Hoe lang ben je gebleven?

“Mijn bedoeling was om enkele weken te blijven, het zijn uiteindelijk vier maanden geworden. Dat was niet de beste periode uit mijn leven. Maar of ze ook mijn leven beter gemaakt hebben? Ik ben wel rustiger geworden, mijn lontje is weer langer. En het was een veilige omgeving. Maar met een lange vakantie in de bergen had ik misschien wel hetzelfde bereikt.”

Hoe gaat het nu met jou?

“Met ups en downs. Ik ben weer aan het werk. Dat geeft mij regelmaat en structuur. Dat helpt want ik doe mijn job ontzettend graag. De vele warme reacties van mijn collega’s doen echt deugd. Maar het blijft voelen alsof ik overleef, niet alsof ik leef. Weet je waar ik veel aan heb gehad tijdens mijn verblijf in Brugge? Al die hartelijke mensen die de moeite deden om mij te komen bezoeken. Babbels met niet-therapeuten zijn vaak de beste therapie.”

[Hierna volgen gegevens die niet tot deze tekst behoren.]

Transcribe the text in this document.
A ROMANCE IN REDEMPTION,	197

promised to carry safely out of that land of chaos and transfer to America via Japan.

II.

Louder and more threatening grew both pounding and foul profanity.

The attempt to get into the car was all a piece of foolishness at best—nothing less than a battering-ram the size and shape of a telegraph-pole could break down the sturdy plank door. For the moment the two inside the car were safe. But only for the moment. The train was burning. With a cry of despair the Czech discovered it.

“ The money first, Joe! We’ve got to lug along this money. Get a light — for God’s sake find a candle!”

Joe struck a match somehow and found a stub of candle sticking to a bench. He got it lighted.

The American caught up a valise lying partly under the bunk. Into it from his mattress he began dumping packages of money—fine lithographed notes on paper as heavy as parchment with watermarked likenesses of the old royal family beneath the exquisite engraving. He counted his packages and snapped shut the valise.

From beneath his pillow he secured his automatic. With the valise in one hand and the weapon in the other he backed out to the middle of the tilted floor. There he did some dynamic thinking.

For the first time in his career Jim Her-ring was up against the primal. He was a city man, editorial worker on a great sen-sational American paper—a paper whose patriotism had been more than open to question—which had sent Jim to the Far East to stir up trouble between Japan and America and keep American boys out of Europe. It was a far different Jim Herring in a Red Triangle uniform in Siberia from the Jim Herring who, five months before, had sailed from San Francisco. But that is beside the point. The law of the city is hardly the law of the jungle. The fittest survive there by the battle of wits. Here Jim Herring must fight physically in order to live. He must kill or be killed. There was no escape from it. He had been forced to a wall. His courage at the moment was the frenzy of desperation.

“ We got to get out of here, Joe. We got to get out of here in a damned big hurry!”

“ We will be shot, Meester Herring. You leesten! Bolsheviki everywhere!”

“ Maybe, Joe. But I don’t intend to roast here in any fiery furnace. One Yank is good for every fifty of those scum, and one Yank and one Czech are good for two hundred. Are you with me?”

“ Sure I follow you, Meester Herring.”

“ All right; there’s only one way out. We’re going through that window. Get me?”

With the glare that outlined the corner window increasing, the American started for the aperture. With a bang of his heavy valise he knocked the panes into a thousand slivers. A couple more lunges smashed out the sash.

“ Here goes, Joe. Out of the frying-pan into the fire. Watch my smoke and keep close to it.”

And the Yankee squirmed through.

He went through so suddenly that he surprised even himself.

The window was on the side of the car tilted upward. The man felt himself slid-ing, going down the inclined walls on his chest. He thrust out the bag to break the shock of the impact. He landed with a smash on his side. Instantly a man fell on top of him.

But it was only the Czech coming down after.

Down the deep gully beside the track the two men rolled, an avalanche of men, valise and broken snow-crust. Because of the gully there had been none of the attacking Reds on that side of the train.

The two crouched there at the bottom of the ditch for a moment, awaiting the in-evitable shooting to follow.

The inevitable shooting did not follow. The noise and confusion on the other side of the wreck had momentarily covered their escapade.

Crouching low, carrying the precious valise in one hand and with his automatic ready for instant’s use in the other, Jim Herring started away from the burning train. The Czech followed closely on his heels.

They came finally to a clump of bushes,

Er moet dus iets veranderen?

“Ja! Met mijn getuigenis wil ik onze beleidsmakers duidelijk maken dat onze geestelijke gezondheidszorg nog vaak zo stiefmoederlijk wordt behandeld. Weg met het taboe rond psychische problemen. Het zal misschien maar een klein steentje zijn dat ik in een grote rivier kan verleggen, maar ik wil het onbespreekbare bespreekbaar maken. En als ik door mijn getuigenis één iemand zijn leven kan redden, dan ben ik content.”